Miquel Giménez-Vozpópuli
El 18 de mayo fue el Día Internacional de los Museos. Es bueno que nos vayamos preparando para ingresar en uno de ellos
Somos piezas de museo, personas de hábitos y espíritu solo útiles para figurar en un catálogo de curiosidades, como en aquellos gabinetes decimonónicos en los que se exhibía todo tipo de extrañezas para asombro, deleite y temor por parte de los asistentes. Están disecando el siglo veinte y quienes nos resistimos a que nos abran en canal para rellenarnos con el serrín de las nuevas normalidades acabaremos, más pronto que tarde, en una vitrina cualquiera. Todo lo que nos concierne está pasado de moda, descontextualizado y un estorbo a ese progreso que, francamente, servidor no sabe ver por ninguna parte.
Se nos pretende arrinconar en una galería mal iluminada y fuera del circuito del gran museo de la novísima normalidad, embalados en cajas de madera y etiquetados como piezas sin interés. Hemos devenido en la herencia de unos tiempos en los que se vivía con ilusión, con alegría, con pasión, y eso no conviene a los que han decidido que el futuro estará hecho con mascarillas de hipocresía, con guantes ideológicos para que no se note si te manchas con la vileza y con pantallas, muchas pantallas, que nos separen irremediablemente a los unos de los otros.
En ese mundo triste, uniformado y totalitario es lógico que no tenga cabida el abrazo de dos amigos que se rencuentran o el beso apasionado de los amantes; en ese futuro que nos preparan no podrá darse el callejeo del vagabundo que busca entre adoquines y lunas llenas la inspiración para escribir versos desgarradores o el insomnio del escritor que no atina con el desenlace de su novela, que siempre habrá de ser amargo y dulce a la vez; no podremos ser espontáneos, ni ácidos, ni siquiera cursis, cursis en el amor, en los discos que escuchamos cuando nos flaquea el alma al recordar un adiós pronunciado por aquellos labios que tanto amamos.

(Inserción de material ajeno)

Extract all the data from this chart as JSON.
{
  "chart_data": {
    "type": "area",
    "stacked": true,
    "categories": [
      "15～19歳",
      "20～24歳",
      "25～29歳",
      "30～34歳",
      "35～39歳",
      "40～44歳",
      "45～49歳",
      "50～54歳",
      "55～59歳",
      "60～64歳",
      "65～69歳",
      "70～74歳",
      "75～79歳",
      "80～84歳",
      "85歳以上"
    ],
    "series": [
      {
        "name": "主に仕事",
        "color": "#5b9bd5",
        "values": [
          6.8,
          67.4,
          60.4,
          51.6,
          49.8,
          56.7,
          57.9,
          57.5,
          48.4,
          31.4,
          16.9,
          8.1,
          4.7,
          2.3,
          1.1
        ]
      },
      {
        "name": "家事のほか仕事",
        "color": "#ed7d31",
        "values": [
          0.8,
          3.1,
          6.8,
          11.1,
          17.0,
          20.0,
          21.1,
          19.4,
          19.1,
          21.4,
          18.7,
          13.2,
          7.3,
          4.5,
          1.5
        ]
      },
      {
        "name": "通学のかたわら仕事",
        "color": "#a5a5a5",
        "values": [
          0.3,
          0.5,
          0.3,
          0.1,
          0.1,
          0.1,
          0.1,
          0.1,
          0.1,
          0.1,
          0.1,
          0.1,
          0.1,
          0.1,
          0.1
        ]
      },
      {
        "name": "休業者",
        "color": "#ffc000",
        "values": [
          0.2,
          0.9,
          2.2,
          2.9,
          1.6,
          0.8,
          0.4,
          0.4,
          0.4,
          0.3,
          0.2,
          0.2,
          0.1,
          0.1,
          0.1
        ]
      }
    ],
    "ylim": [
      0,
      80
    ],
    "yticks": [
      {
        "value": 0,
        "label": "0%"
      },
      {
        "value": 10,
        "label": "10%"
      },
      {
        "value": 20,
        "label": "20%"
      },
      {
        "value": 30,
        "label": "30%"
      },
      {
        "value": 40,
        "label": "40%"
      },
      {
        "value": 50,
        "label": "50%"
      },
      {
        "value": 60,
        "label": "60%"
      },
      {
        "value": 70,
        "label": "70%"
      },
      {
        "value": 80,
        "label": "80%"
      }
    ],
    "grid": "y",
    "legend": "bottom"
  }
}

Ese será el peor de todos lo crímenes, recordar que hubo un tiempo en el que fuimos capaces de soñar y construir con ese material edificios hermosos, con piedras cargadas de razón y lógica»
No nos van a dejar ejercer el derecho al pataleo, porque todo serán aplausos orquestados con puntualidad germánica al dictado del Gobierno, ni tampoco cantar canciones injuriosas contra la autoridad competente. La poderosa plancha social nos dejará a todos con la raya del pantalón ideológico perfecta, rectilínea e indiscutible. La arruga ya no será bella y la memoria estará condenada al ostracismo social. Ese será el peor de todos lo crímenes, recordar que hubo un tiempo en el que fuimos capaces de soñar y construir con ese material edificios hermosos, con piedras cargadas de razón y lógica.
En esos museos que intuimos desinfectados, pulcros, ordenados e insípidos solo tendrá sitio lo que el poder decida qué es digno de ser visto por el ordenado pueblo que, en fila india, desfilará con un chip en la nuca programado para la exclamación admirativa y el gesto reverente. No tendremos siquiera un memento mori, una simple placa que diga “Aquí se creyó que la libertad, aunque sea caótica, siempre es preferible al orden que se fundamenta en un sola manera de pensar”.
Nuestra generación ni siquiera podrá calificarse como perdida, porque será inencontrable»
Serán museos a là soviètique, con frío helador en la estética y rigidez de mandíbula de los cicerones. Y a nosotros, librepensadores decadentes, anarquistas pacíficos, liberales de corazón y de sentimientos, no nos permitirán siquiera la postrer venganza de que nos vean los niños para demostrar cuan primitivos, fascistas e insolidarios éramos. Nuestro destino, si Dios no lo remedia, es el almacén de los trastos viejos, entre mesas rotas alrededor de las que compartimos café y discusión y pilas de libros que nadie quiere leer, porque es mejor embrutecerse con telebasura servida hasta nuestro propio teléfono móvil.
Como seremos invisibles, nadie nos echará de menos. Nuestra generación ni siquiera podrá calificarse como perdida, porque será inencontrable. En una sociedad esterilizada, pasteurizada, sin más pasión que la del poder por el poder ni otra ideología que no sea la de uncir al yugo de la mentira autocrática a la gente no hacemos puñetera la falta.
Y ahora, padres y madres de la patria, continúen jugando a esa política que nunca lleva a ninguna parte que no sean sus escaños. Qué más da si la honradez, el deber, el honor, la risa, el talento, la creatividad, el humanismo, la empatía, la vida, en suma, acaba disecada en una sala con olor a humedad en el museo de la Nueva Normalidad. Mientras que no les quiten el sueldo, todo irá bien. ¿No?